Re: [PATCH net] pppoe: check sockaddr length in pppoe_connect()

[Guillaume Nault]

On Fri, Apr 27, 2018 at 06:24:24PM +0200, Guillaume Nault wrote:
> exact consequences. That being said if you consider the risk is
> sufficiently low, you can always submit the patch to net-next.
Humm, forget it. I didn't see David's reply before answering.

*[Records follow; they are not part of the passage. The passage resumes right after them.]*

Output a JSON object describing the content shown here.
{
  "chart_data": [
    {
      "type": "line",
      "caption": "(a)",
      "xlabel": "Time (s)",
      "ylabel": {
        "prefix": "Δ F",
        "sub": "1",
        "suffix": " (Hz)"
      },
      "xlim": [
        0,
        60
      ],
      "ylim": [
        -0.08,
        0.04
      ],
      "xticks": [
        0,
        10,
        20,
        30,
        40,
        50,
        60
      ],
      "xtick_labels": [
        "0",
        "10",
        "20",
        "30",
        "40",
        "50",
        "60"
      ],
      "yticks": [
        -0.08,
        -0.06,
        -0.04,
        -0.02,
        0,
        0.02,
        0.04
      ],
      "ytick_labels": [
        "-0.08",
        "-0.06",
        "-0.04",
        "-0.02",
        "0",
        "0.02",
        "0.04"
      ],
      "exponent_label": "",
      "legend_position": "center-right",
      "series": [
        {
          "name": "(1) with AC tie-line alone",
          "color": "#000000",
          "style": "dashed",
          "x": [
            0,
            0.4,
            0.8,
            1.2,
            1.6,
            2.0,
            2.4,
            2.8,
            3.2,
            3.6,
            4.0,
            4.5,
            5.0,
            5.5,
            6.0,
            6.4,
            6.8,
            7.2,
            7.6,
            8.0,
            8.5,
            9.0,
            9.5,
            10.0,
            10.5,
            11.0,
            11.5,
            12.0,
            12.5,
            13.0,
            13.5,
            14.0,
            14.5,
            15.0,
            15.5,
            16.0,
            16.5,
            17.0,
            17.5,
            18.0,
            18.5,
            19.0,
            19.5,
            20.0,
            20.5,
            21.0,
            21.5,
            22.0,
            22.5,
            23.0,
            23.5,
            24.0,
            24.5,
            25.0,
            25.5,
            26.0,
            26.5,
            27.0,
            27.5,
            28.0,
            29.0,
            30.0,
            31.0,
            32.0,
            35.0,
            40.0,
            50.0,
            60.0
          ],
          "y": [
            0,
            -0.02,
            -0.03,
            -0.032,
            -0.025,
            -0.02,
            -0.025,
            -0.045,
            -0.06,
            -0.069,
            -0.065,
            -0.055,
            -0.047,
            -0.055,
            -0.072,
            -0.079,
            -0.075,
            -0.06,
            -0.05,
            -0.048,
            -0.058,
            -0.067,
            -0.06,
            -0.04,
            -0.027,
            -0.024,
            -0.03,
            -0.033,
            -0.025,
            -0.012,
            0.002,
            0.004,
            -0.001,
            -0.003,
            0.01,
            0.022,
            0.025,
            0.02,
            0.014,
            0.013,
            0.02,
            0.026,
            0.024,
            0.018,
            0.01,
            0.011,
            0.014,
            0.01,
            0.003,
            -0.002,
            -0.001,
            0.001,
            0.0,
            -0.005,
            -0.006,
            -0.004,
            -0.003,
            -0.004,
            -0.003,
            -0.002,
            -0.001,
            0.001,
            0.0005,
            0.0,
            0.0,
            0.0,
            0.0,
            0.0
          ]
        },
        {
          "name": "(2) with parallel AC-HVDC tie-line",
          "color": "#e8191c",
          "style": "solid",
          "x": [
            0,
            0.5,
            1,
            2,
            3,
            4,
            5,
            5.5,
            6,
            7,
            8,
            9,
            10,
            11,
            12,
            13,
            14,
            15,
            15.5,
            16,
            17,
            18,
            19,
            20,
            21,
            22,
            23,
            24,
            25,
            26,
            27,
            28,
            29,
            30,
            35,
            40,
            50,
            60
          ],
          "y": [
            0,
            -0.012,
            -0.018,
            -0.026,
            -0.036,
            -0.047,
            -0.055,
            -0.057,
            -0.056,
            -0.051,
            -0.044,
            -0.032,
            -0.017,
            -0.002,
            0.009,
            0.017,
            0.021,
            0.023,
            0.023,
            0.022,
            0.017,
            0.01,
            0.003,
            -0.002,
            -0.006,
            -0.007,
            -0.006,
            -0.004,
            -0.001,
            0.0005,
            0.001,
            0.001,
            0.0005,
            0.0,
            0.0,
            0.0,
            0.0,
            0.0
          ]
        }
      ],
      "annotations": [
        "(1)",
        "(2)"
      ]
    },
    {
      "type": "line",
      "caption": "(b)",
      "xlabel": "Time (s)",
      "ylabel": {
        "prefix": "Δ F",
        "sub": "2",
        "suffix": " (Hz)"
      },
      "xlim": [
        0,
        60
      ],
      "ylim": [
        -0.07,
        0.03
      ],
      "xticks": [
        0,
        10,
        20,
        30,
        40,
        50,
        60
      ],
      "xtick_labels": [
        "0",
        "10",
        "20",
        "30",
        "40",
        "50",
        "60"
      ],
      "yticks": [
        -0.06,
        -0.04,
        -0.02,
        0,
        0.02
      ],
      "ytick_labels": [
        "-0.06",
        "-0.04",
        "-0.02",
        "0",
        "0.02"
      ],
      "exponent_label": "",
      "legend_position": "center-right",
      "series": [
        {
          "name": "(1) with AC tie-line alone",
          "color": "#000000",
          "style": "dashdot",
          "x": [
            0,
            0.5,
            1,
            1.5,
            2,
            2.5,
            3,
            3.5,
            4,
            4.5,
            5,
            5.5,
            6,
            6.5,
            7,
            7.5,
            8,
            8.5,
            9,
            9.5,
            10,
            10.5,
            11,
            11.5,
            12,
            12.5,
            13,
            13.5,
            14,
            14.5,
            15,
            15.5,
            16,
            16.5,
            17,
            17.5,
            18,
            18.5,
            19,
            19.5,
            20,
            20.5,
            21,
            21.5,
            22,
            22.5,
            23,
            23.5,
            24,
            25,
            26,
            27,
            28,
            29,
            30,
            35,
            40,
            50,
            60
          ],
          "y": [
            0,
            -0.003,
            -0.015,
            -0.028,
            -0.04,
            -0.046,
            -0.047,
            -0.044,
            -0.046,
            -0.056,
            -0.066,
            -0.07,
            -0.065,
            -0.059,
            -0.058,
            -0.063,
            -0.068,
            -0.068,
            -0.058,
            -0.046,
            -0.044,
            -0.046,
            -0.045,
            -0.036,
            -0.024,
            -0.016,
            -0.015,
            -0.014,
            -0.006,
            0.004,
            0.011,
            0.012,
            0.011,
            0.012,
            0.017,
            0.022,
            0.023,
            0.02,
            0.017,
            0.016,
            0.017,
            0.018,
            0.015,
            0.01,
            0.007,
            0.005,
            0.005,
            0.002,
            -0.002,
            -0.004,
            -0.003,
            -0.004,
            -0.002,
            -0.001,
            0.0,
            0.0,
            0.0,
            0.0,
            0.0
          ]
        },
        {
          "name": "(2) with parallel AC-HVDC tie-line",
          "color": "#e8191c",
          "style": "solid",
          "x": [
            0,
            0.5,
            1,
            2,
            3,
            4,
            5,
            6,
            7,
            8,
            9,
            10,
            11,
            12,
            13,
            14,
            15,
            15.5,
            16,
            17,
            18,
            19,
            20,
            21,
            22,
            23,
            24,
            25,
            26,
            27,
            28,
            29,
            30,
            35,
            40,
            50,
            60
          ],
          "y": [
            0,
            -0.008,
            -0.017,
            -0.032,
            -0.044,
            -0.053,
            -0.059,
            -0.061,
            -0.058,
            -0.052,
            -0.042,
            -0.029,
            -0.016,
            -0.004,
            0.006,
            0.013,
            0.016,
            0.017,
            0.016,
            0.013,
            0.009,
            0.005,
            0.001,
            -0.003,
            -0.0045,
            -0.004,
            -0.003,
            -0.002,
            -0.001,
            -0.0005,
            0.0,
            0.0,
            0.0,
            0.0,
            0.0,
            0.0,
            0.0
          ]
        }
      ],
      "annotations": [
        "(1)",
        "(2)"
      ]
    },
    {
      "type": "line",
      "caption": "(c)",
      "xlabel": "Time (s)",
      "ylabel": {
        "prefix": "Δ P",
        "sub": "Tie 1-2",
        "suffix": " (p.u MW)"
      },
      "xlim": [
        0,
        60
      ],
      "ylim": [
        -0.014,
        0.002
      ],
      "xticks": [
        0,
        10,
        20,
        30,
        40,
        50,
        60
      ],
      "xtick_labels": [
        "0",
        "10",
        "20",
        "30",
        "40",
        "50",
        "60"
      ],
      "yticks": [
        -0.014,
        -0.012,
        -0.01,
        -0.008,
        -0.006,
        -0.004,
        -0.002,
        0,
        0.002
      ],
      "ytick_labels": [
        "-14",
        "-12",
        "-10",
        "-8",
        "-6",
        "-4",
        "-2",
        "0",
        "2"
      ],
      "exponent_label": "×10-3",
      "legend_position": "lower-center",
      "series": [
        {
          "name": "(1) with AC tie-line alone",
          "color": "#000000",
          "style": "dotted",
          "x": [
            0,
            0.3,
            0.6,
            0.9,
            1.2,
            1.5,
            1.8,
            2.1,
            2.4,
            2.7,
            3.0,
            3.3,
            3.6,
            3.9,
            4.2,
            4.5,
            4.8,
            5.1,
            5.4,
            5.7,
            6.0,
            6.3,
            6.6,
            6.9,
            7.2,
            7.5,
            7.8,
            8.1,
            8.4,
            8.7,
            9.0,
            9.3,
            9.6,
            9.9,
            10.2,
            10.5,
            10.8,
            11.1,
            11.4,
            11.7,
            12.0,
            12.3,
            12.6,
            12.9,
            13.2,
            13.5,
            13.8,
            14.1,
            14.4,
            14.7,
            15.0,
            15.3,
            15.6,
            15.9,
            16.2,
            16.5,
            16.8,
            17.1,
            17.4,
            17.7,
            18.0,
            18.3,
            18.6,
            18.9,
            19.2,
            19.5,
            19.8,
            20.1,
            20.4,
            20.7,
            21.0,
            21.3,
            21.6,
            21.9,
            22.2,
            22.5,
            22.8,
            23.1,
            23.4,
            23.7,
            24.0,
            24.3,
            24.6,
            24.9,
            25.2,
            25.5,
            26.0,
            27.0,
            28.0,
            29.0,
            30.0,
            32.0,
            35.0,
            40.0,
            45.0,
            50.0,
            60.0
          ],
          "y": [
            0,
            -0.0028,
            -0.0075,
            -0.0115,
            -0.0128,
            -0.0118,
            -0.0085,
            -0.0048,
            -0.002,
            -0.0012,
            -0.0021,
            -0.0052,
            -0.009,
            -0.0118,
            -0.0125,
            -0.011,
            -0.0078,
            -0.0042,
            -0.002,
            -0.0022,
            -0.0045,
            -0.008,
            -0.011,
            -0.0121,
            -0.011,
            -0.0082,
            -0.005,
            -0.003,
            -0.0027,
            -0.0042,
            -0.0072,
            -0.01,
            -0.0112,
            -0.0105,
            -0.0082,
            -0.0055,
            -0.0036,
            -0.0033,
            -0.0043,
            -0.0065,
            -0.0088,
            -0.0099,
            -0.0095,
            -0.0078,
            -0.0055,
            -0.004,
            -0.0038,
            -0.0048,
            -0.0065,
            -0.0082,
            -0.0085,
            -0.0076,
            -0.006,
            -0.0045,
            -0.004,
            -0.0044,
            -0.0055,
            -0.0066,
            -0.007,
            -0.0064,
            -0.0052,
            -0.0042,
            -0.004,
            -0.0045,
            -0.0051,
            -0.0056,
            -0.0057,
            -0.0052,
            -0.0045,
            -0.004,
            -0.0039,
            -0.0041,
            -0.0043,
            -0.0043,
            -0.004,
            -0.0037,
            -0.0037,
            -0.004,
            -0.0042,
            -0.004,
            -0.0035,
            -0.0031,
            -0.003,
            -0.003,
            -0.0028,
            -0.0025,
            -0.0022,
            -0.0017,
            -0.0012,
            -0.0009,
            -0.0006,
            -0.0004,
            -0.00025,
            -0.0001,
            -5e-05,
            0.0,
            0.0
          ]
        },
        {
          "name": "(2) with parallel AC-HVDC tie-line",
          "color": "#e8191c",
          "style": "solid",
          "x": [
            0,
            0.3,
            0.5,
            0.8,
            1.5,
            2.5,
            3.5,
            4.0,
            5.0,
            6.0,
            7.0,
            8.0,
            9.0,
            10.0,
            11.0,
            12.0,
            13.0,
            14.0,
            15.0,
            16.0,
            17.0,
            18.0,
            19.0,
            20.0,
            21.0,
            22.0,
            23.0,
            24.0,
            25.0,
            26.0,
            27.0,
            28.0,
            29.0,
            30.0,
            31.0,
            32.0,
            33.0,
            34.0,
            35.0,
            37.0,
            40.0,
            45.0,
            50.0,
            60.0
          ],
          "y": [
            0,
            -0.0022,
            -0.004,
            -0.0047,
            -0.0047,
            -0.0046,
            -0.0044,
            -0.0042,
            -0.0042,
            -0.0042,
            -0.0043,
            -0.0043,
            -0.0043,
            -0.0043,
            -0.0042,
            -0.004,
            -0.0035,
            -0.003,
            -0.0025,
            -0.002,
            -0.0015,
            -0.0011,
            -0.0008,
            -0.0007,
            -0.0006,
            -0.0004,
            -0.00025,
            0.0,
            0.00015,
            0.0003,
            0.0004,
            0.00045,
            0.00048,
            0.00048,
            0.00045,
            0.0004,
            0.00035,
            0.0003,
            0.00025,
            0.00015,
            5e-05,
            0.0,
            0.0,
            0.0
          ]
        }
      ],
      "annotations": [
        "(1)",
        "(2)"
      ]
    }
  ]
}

Re: [PATCH net] pppoe: check sockaddr length in pppoe_connect()

[David Miller]

From: Guillaume Nault <g.nault@alphalink.fr>
Date: Fri, 27 Apr 2018 17:39:06 +0200

> Thanks for the suggestion. But ->sa_family has never been checked.
> Therefore, it has always been possible to connect a PPPoE or L2TP
> socket with an invalid .sa_family field. I'd be surprised if there were
> implementations relying on that, but we never know (for example, an
> implementation could send this field uninitialised). By being stricter
> we'd break such programs. And we don't need this field in the
> connection process, so not checking its value doesn't harm.
> 
> I'm all for being strict and validating user-provided data as much as
> possible, but I'm afraid its too late in this case.

Agreed, adding the check is too risky.